Archive for the ‘Coin Collecting’ Category

To Coin a Collection

Sunday, January 22nd, 2012

We’re now four years past the end of the George Washington U.S. State commemorative quarters.  I still haven’t found a circulated 2008-P Idaho.  I’m trying hard not to buy a mint set just to get that one coin, it would be the only one of the entire collection that wasn’t circulated.  I suppose I’ll keep waiting and sifting through my loose change.

On a positive note, I finally learned how to tell the difference between the various 1982 pennies! Small victories (or maybe very small victories) keep me going; almost like that one great golf shot I make one time every round that brings me back for another round another time.

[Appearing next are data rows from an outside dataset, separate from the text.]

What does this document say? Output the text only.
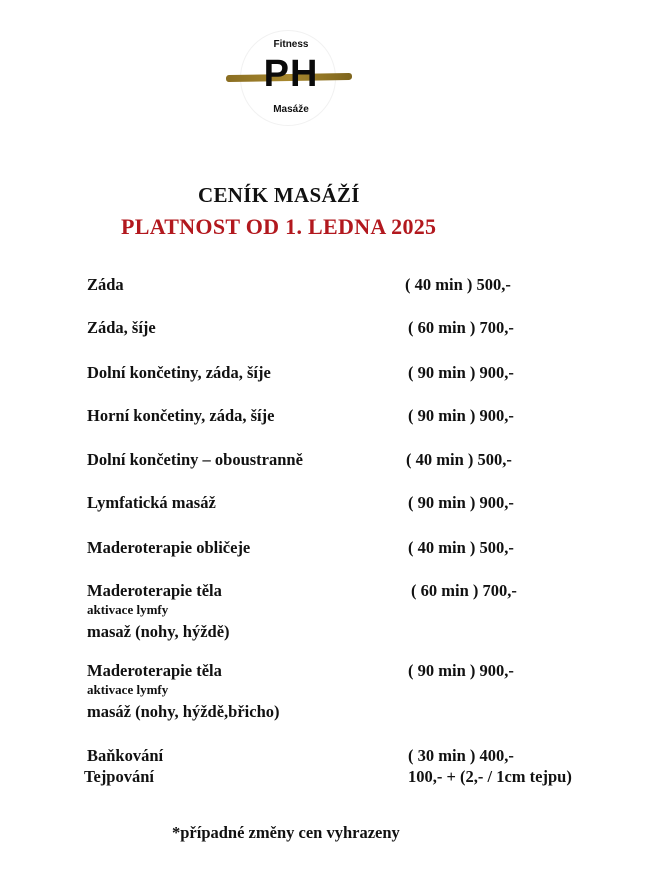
Fitness
PH
Masáže
CENÍK MASÁŽÍ
PLATNOST OD 1. LEDNA 2025
Záda	( 40 min ) 500,-
Záda, šíje	( 60 min ) 700,-
Dolní končetiny, záda, šíje	( 90 min ) 900,-
Horní končetiny, záda, šíje	( 90 min ) 900,-
Dolní končetiny – oboustranně	( 40 min ) 500,-
Lymfatická masáž	( 90 min ) 900,-
Maderoterapie obličeje	( 40 min ) 500,-
Maderoterapie těla	( 60 min ) 700,-
aktivace lymfy
masaž (nohy, hýždě)
Maderoterapie těla	( 90 min ) 900,-
aktivace lymfy
masáž (nohy, hýždě,břicho)
Baňkování	( 30 min ) 400,-
Tejpování	100,- + (2,- / 1cm tejpu)
*případné změny cen vyhrazeny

Next weekend perhaps I’ll tackle the ol’ 1970 small date/large date pennies.  That’d be comparable to that one time I hit a straight shot about 200 yards off the fairway with a 2-iron! Actually, considering I hit that shot 200 yards when I only had 150 yards left to go on the dog-leg, well, maybe figuring out that date-thing would be even better? Or maybe I’ve created a really bad simile with the penny-dating/2-iron? I mean, for one thing, why on earth did I have a 2 iron in the first place? A 1970 penny everyone can understand.  But a 2-iron?

New Coins

Sunday, September 24th, 2006

    There are a few relatively new issues from the U.S. Mint I thought worthy of a short discussion.  The first was the 2006 American Buffalo one-ounce gold, the second was the American Eagle 20th Anniversary set. 

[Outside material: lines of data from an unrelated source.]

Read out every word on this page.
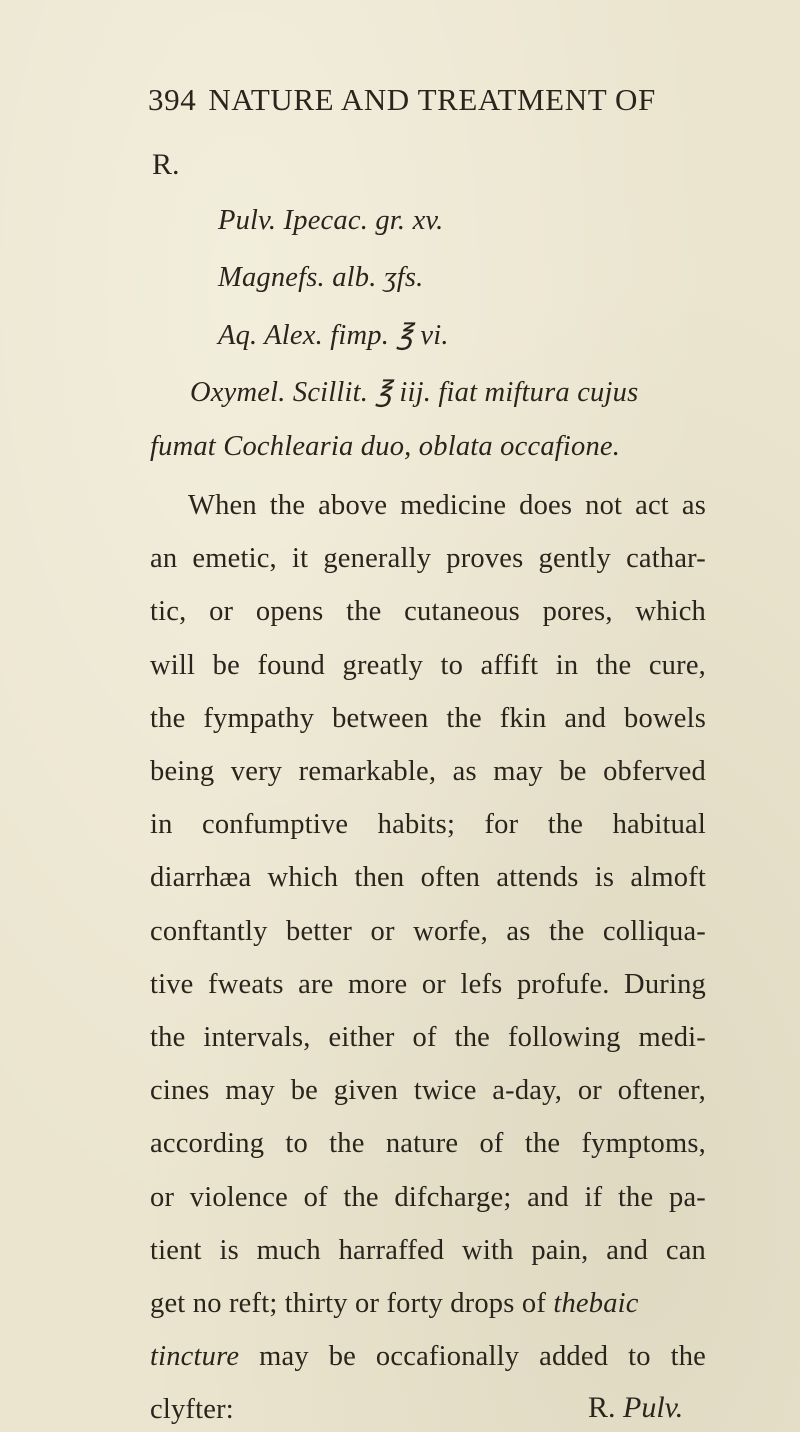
394 NATURE AND TREATMENT OF
R.
Pulv. Ipecac. gr. xv.
Magnefs. alb. ʒfs.
Aq. Alex. fimp. ℥ vi.
Oxymel. Scillit. ℥ iij. fiat miftura cujus
fumat Cochlearia duo, oblata occafione.
When the above medicine does not act as
an emetic, it generally proves gently cathar-
tic, or opens the cutaneous pores, which
will be found greatly to affift in the cure,
the fympathy between the fkin and bowels
being very remarkable, as may be obferved
in confumptive habits; for the habitual
diarrhæa which then often attends is almoft
conftantly better or worfe, as the colliqua-
tive fweats are more or lefs profufe. During
the intervals, either of the following medi-
cines may be given twice a-day, or oftener,
according to the nature of the fymptoms,
or violence of the difcharge; and if the pa-
tient is much harraffed with pain, and can
get no reft; thirty or forty drops of thebaic
tincture may be occafionally added to the
clyfter:	R. Pulv.
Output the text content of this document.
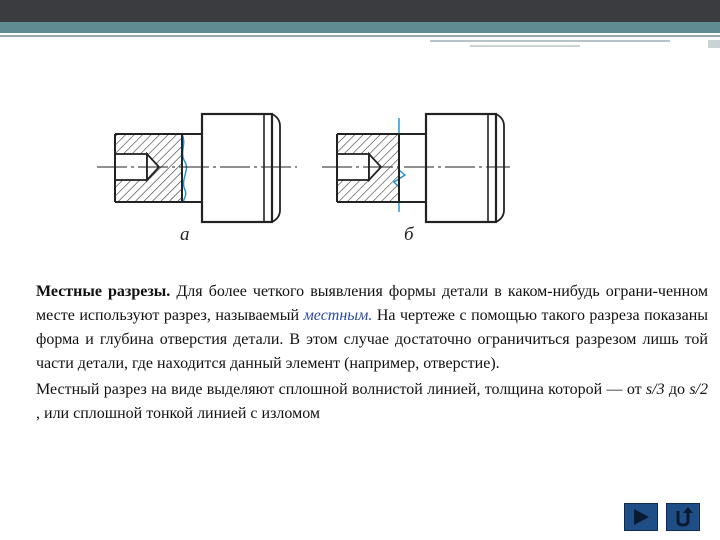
а	б

Местные разрезы. Для более четкого выявления формы детали в каком-нибудь ограни-ченном месте используют разрез, называемый местным. На чертеже с помощью такого разреза показаны форма и глубина отверстия детали. В этом случае достаточно ограничиться разрезом лишь той части детали, где находится данный элемент (например, отверстие).

Местный разрез на виде выделяют сплошной волнистой линией, толщина которой — от s/3 до s/2 , или сплошной тонкой линией с изломом
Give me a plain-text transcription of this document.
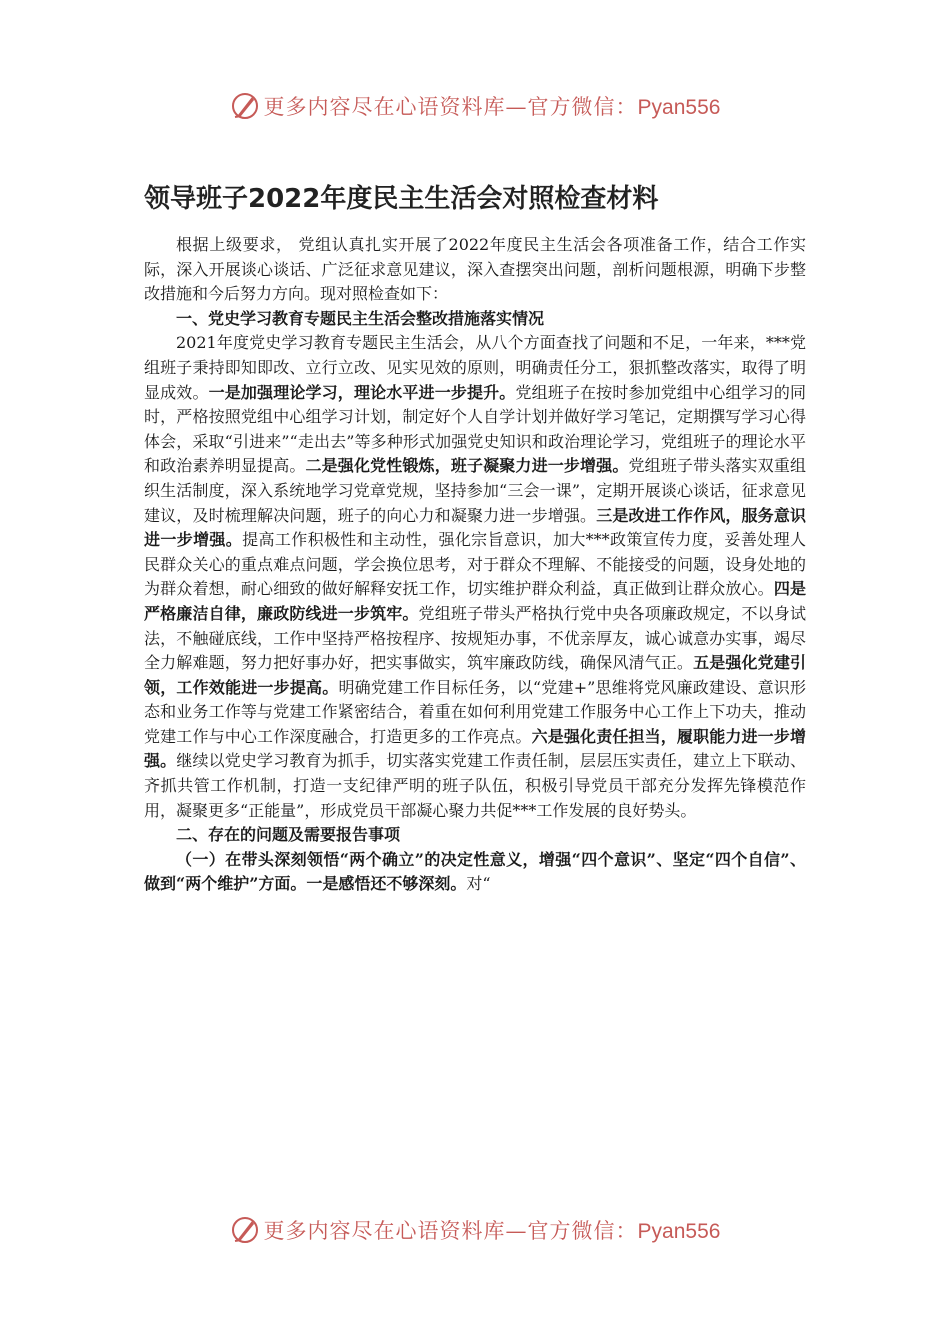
更多内容尽在心语资料库—官方微信：Pyan556
领导班子2022年度民主生活会对照检查材料

根据上级要求， 党组认真扎实开展了2022年度民主生活会各项准备工作，结合工作实际，深入开展谈心谈话、广泛征求意见建议，深入查摆突出问题，剖析问题根源，明确下步整改措施和今后努力方向。现对照检查如下：

一、党史学习教育专题民主生活会整改措施落实情况

2021年度党史学习教育专题民主生活会，从八个方面查找了问题和不足，一年来，***党组班子秉持即知即改、立行立改、见实见效的原则，明确责任分工，狠抓整改落实，取得了明显成效。一是加强理论学习，理论水平进一步提升。党组班子在按时参加党组中心组学习的同时，严格按照党组中心组学习计划，制定好个人自学计划并做好学习笔记，定期撰写学习心得体会，采取“引进来”“走出去”等多种形式加强党史知识和政治理论学习，党组班子的理论水平和政治素养明显提高。二是强化党性锻炼，班子凝聚力进一步增强。党组班子带头落实双重组织生活制度，深入系统地学习党章党规，坚持参加“三会一课”，定期开展谈心谈话，征求意见建议，及时梳理解决问题，班子的向心力和凝聚力进一步增强。三是改进工作作风，服务意识进一步增强。提高工作积极性和主动性，强化宗旨意识，加大***政策宣传力度，妥善处理人民群众关心的重点难点问题，学会换位思考，对于群众不理解、不能接受的问题，设身处地的为群众着想，耐心细致的做好解释安抚工作，切实维护群众利益，真正做到让群众放心。四是严格廉洁自律，廉政防线进一步筑牢。党组班子带头严格执行党中央各项廉政规定，不以身试法，不触碰底线，工作中坚持严格按程序、按规矩办事，不优亲厚友，诚心诚意办实事，竭尽全力解难题，努力把好事办好，把实事做实，筑牢廉政防线，确保风清气正。五是强化党建引领，工作效能进一步提高。明确党建工作目标任务，以“党建+”思维将党风廉政建设、意识形态和业务工作等与党建工作紧密结合，着重在如何利用党建工作服务中心工作上下功夫，推动党建工作与中心工作深度融合，打造更多的工作亮点。六是强化责任担当，履职能力进一步增强。继续以党史学习教育为抓手，切实落实党建工作责任制，层层压实责任，建立上下联动、齐抓共管工作机制，打造一支纪律严明的班子队伍，积极引导党员干部充分发挥先锋模范作用，凝聚更多“正能量”，形成党员干部凝心聚力共促***工作发展的良好势头。

二、存在的问题及需要报告事项

（一）在带头深刻领悟“两个确立”的决定性意义，增强“四个意识”、坚定“四个自信”、做到“两个维护”方面。一是感悟还不够深刻。对“

更多内容尽在心语资料库—官方微信：Pyan556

    After missing the 2001 Silver Buffalo at offering time and price and continually underbidding for them on eBay, I finally found a couple at a coin shop and paid about six times their issue price earlier this year.  So when the Mint offered what I thought would be a repeat performance, this time with a gold version, I snapped it up immediately.  Unfortunately, where the 2001 Silver Buffaloes had sold out within about a week after first offering, I see that the 2006 Gold Buffaloes are still available at the Mint almost two months afterward.  This doesn’t bode well for future price appreciation.  On the other hand, gold itself has gone way down from it’s 52-week high of about $730 in May 2006, so it’s possibly not being viewed as a good intrinsic investment.  But if that’s the case, that doesn’t completely explain what happened with the new Eagle sets.

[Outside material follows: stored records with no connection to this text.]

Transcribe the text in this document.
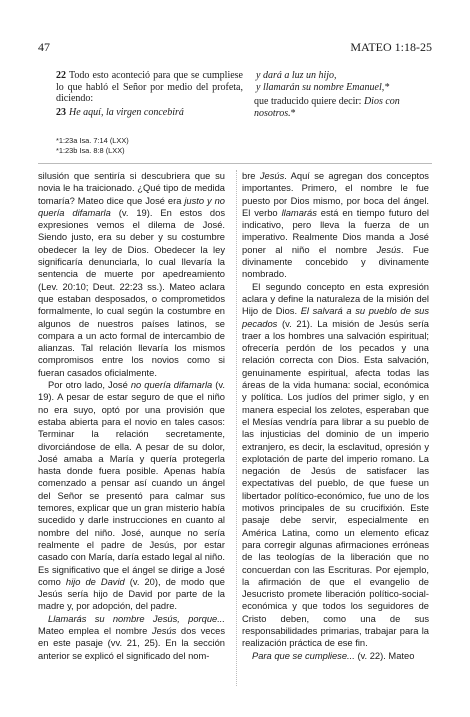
47	MATEO 1:18-25

22 Todo esto aconteció para que se cumpliese lo que habló el Señor por medio del profeta, diciendo:

23 He aquí, la virgen concebirá

y dará a luz un hijo,

y llamarán su nombre Emanuel,*

que traducido quiere decir: Dios con nosotros.*

*1:23a Isa. 7:14 (LXX)
*1:23b Isa. 8:8 (LXX)

silusión que sentiría si descubriera que su novia le ha traicionado. ¿Qué tipo de medida tomaría? Mateo dice que José era justo y no quería difamarla (v. 19). En estos dos expresiones vemos el dilema de José. Siendo justo, era su deber y su costumbre obedecer la ley de Dios. Obedecer la ley significaría denunciarla, lo cual llevaría la sentencia de muerte por apedreamiento (Lev. 20:10; Deut. 22:23 ss.). Mateo aclara que estaban desposados, o comprometidos formalmente, lo cual según la costumbre en algunos de nuestros países latinos, se compara a un acto formal de intercambio de alianzas. Tal relación llevaría los mismos compromisos entre los novios como si fueran casados oficialmente.

Por otro lado, José no quería difamarla (v. 19). A pesar de estar seguro de que el niño no era suyo, optó por una provisión que estaba abierta para el novio en tales casos: Terminar la relación secretamente, divorciándose de ella. A pesar de su dolor, José amaba a María y quería protegerla hasta donde fuera posible. Apenas había comenzado a pensar así cuando un ángel del Señor se presentó para calmar sus temores, explicar que un gran misterio había sucedido y darle instrucciones en cuanto al nombre del niño. José, aunque no sería realmente el padre de Jesús, por estar casado con María, daría estado legal al niño. Es significativo que el ángel se dirige a José como hijo de David (v. 20), de modo que Jesús sería hijo de David por parte de la madre y, por adopción, del padre.

Llamarás su nombre Jesús, porque... Mateo emplea el nombre Jesús dos veces en este pasaje (vv. 21, 25). En la sección anterior se explicó el significado del nom-

bre Jesús. Aquí se agregan dos conceptos importantes. Primero, el nombre le fue puesto por Dios mismo, por boca del ángel. El verbo llamarás está en tiempo futuro del indicativo, pero lleva la fuerza de un imperativo. Realmente Dios manda a José poner al niño el nombre Jesús. Fue divinamente concebido y divinamente nombrado.

El segundo concepto en esta expresión aclara y define la naturaleza de la misión del Hijo de Dios. El salvará a su pueblo de sus pecados (v. 21). La misión de Jesús sería traer a los hombres una salvación espiritual; ofrecería perdón de los pecados y una relación correcta con Dios. Esta salvación, genuinamente espiritual, afecta todas las áreas de la vida humana: social, económica y política. Los judíos del primer siglo, y en manera especial los zelotes, esperaban que el Mesías vendría para librar a su pueblo de las injusticias del dominio de un imperio extranjero, es decir, la esclavitud, opresión y explotación de parte del imperio romano. La negación de Jesús de satisfacer las expectativas del pueblo, de que fuese un libertador político-económico, fue uno de los motivos principales de su crucifixión. Este pasaje debe servir, especialmente en América Latina, como un elemento eficaz para corregir algunas afirmaciones erróneas de las teologías de la liberación que no concuerdan con las Escrituras. Por ejemplo, la afirmación de que el evangelio de Jesucristo promete liberación político-social-económica y que todos los seguidores de Cristo deben, como una de sus responsabilidades primarias, trabajar para la realización práctica de ese fin.

Para que se cumpliese... (v. 22). Mateo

    Now, the 2006 20th Anniversary American Eagle sets come in three varieties.  The Silver set and the one-silver-one-gold sets are still in stock at the mint.  The one that I didn’t order (because I couldn’t afford the $2,610.00 price tag without the help of plastic platinum) is the three-gold-coin set.  I presume this one sold out so quickly because the third coin is reverse proof.  According to the Mint, it’s the first time the gold Eagle has ever been offered in reverse proof.  Frankly, I don’t think I’ve ever heard of a reverse proof coin at all.  In any case, there will be 10,000 of them floating around out there, and I can almost guarantee they’ll show up on eBay for way more than $850 each!

    Since the rest of the commemorative coins I’ve bought haven’t budged the way the 2001 Buffalo did, I will probably have to rethink my strategy of purchasing at least five of each commemorative issue.  That way maybe I’ll have the cash to grab the next enormously expensive but rare issue (like the 20th Anniversary Eagle 3-Gold Coin Set!). 

    I wish I had more time to check out the other mints of the world.  I haven’t been to the Canadian, Austrian, French, or UK Mint sites in at least a year.